Dump the NEP


By developing colour-blind affirmative action programmes along this philosophy, you immediately remove the notion that opportunities are associated with the race to which you belong, even though the bulk of the beneficiaries, given the demographics and their social condition, are likely to still be Malays anyway.

Suflan Shamsuddin, The Malaysian Insider

In 1970, Bumiputras held 1.5 per cent of the country’s wealth. Today they hold 19 per cent, out of which 16 per cent is held by trust institutions and funds.

This means that over the life of the NEP, despite everything, individual Bumiputra wealth has grown from 1.5 to 3 per cent.

Hardly anything to be proud of. And what has been the costs of this meagre achievement?

Well there is of course the actual cost of making all of these opportunities available in the first place, whether in relation to business and entrepreneurship, education and scholarships, concessions, discounts, pink-slips, property ownership, etc. But that is not all.

Think of the cost to the country for retaining a feudalistic patronage based system that enlarges the socio-economic divide between rich and poor, because the former are the ones who mostly profit from this arrangement.

Think of the sickening and crippling effect that Ketuanan Melayu has had on the mentality and attitudes of many Malays who are conditioned to be dependent on crutches and to embrace short-termism, and who now struggle with issues of self-confidence and self-reliance in a challenging global market place.

What about the cost of having countless businessmen (many of whom were Malays, I might add) who have been wiped out, not by non-Malay competition, but by other Malay businessmen who so happens to have the right ‘connections’ to those in power and pedigree. What about the costs associated with having hundreds of thousands of Malay graduates who have a degree but can’t get good jobs because their qualifications have no market or industry value.

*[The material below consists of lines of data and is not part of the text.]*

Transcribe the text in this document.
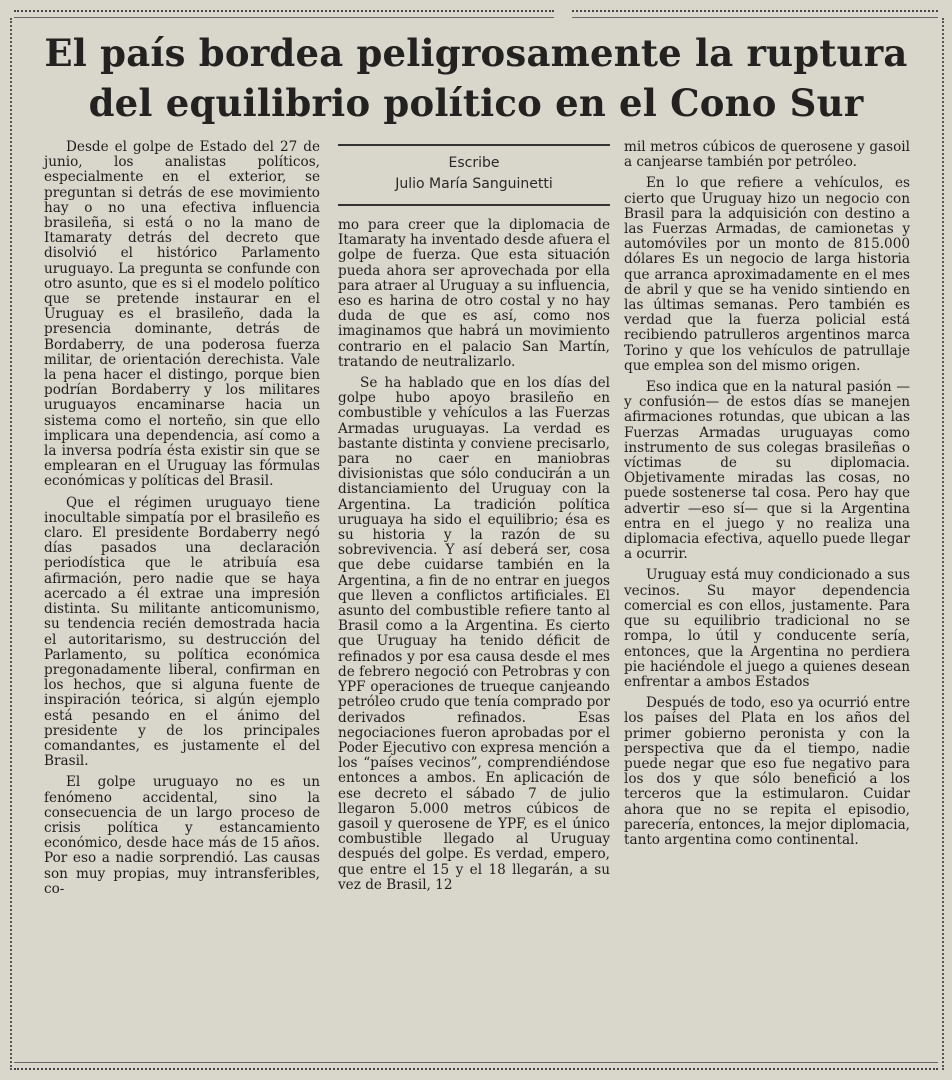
El país bordea peligrosamente la ruptura
del equilibrio político en el Cono Sur

Desde el golpe de Estado del 27 de junio, los analistas políticos, especialmente en el exterior, se preguntan si detrás de ese movimiento hay o no una efectiva influencia brasileña, si está o no la mano de Itamaraty detrás del decreto que disolvió el histórico Parlamento uruguayo. La pregunta se confunde con otro asunto, que es si el modelo político que se pretende instaurar en el Uruguay es el brasileño, dada la presencia dominante, detrás de Bordaberry, de una poderosa fuerza militar, de orientación derechista. Vale la pena hacer el distingo, porque bien podrían Bordaberry y los militares uruguayos encaminarse hacia un sistema como el norteño, sin que ello implicara una dependencia, así como a la inversa podría ésta existir sin que se emplearan en el Uruguay las fórmulas económicas y políticas del Brasil.

Que el régimen uruguayo tiene inocultable simpatía por el brasileño es claro. El presidente Bordaberry negó días pasados una declaración periodística que le atribuía esa afirmación, pero nadie que se haya acercado a él extrae una impresión distinta. Su militante anticomunismo, su tendencia recién demostrada hacia el autoritarismo, su destrucción del Parlamento, su política económica pregonadamente liberal, confirman en los hechos, que si alguna fuente de inspiración teórica, si algún ejemplo está pesando en el ánimo del presidente y de los principales comandantes, es justamente el del Brasil.

El golpe uruguayo no es un fenómeno accidental, sino la consecuencia de un largo proceso de crisis política y estancamiento económico, desde hace más de 15 años. Por eso a nadie sorprendió. Las causas son muy propias, muy intransferibles, co-

Escribe
Julio María Sanguinetti

mo para creer que la diplomacia de Itamaraty ha inventado desde afuera el golpe de fuerza. Que esta situación pueda ahora ser aprovechada por ella para atraer al Uruguay a su influencia, eso es harina de otro costal y no hay duda de que es así, como nos imaginamos que habrá un movimiento contrario en el palacio San Martín, tratando de neutralizarlo.

Se ha hablado que en los días del golpe hubo apoyo brasileño en combustible y vehículos a las Fuerzas Armadas uruguayas. La verdad es bastante distinta y conviene precisarlo, para no caer en maniobras divisionistas que sólo conducirán a un distanciamiento del Uruguay con la Argentina. La tradición política uruguaya ha sido el equilibrio; ésa es su historia y la razón de su sobrevivencia. Y así deberá ser, cosa que debe cuidarse también en la Argentina, a fin de no entrar en juegos que lleven a conflictos artificiales. El asunto del combustible refiere tanto al Brasil como a la Argentina. Es cierto que Uruguay ha tenido déficit de refinados y por esa causa desde el mes de febrero negoció con Petrobras y con YPF operaciones de trueque canjeando petróleo crudo que tenía comprado por derivados refinados. Esas negociaciones fueron aprobadas por el Poder Ejecutivo con expresa mención a los “países vecinos”, comprendiéndose entonces a ambos. En aplicación de ese decreto el sábado 7 de julio llegaron 5.000 metros cúbicos de gasoil y querosene de YPF, es el único combustible llegado al Uruguay después del golpe. Es verdad, empero, que entre el 15 y el 18 llegarán, a su vez de Brasil, 12

mil metros cúbicos de querosene y gasoil a canjearse también por petróleo.

En lo que refiere a vehículos, es cierto que Uruguay hizo un negocio con Brasil para la adquisición con destino a las Fuerzas Armadas, de camionetas y automóviles por un monto de 815.000 dólares Es un negocio de larga historia que arranca aproximadamente en el mes de abril y que se ha venido sintiendo en las últimas semanas. Pero también es verdad que la fuerza policial está recibiendo patrulleros argentinos marca Torino y que los vehículos de patrullaje que emplea son del mismo origen.

Eso indica que en la natural pasión —y confusión— de estos días se manejen afirmaciones rotundas, que ubican a las Fuerzas Armadas uruguayas como instrumento de sus colegas brasileñas o víctimas de su diplomacia. Objetivamente miradas las cosas, no puede sostenerse tal cosa. Pero hay que advertir —eso sí— que si la Argentina entra en el juego y no realiza una diplomacia efectiva, aquello puede llegar a ocurrir.

Uruguay está muy condicionado a sus vecinos. Su mayor dependencia comercial es con ellos, justamente. Para que su equilibrio tradicional no se rompa, lo útil y conducente sería, entonces, que la Argentina no perdiera pie haciéndole el juego a quienes desean enfrentar a ambos Estados

Después de todo, eso ya ocurrió entre los países del Plata en los años del primer gobierno peronista y con la perspectiva que da el tiempo, nadie puede negar que eso fue negativo para los dos y que sólo benefició a los terceros que la estimularon. Cuidar ahora que no se repita el episodio, parecería, entonces, la mejor diplomacia, tanto argentina como continental.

All of these things have a cost to the Malays and everyone in Malaysia.

Let’s not forget the costs associated with the fact that millions of poor and needy non-Malay Malaysians have had no effective social welfare net to rely on so that they remain in squalor. Think also of the costs associated with how disunited we as are, by splitting society into those who are ‘princes of the soil’, and those who aren’t.

We would need to add to this, the costs of having weakened and ineffective institutions of government, across all of its branches, whether it is the legislature, the judiciary or the executive. That would of course include the costs of a bloated and inefficient government beauracracy which has had to absorb countless numbers of Malay graduates that might not find employment elsewhere.

We would also need to take account of the substandard education that our children are getting, and the cost that propaganda and brainwashing has had on making Malays inept to take on the challenges to survive in a meritocratic environment.

The total costs of the NEP would also need to include the very high cost of bailouts and fixing things that have gone wrong because of misused opportunities.

What about the cost of market distortions from lost productivity and competitiveness when competing for business, talent and foreign direct investment and the consequential cost (including for example, brain drain) that follows?

And what of the cost of corruption, that is a necessary bi-product of maintaining a system that lives off of patronage? All these costs must be computed and added to the total NEP bill.

If you try to monetize the aggregate cost of the NEP (or whatever its current incarnation is called), it must run into the hundreds of billions of ringgits, if not more. The NEP has cost the country a mountain of money, and its achievements are at best shoddy and patchy, especially for the Malays themselves.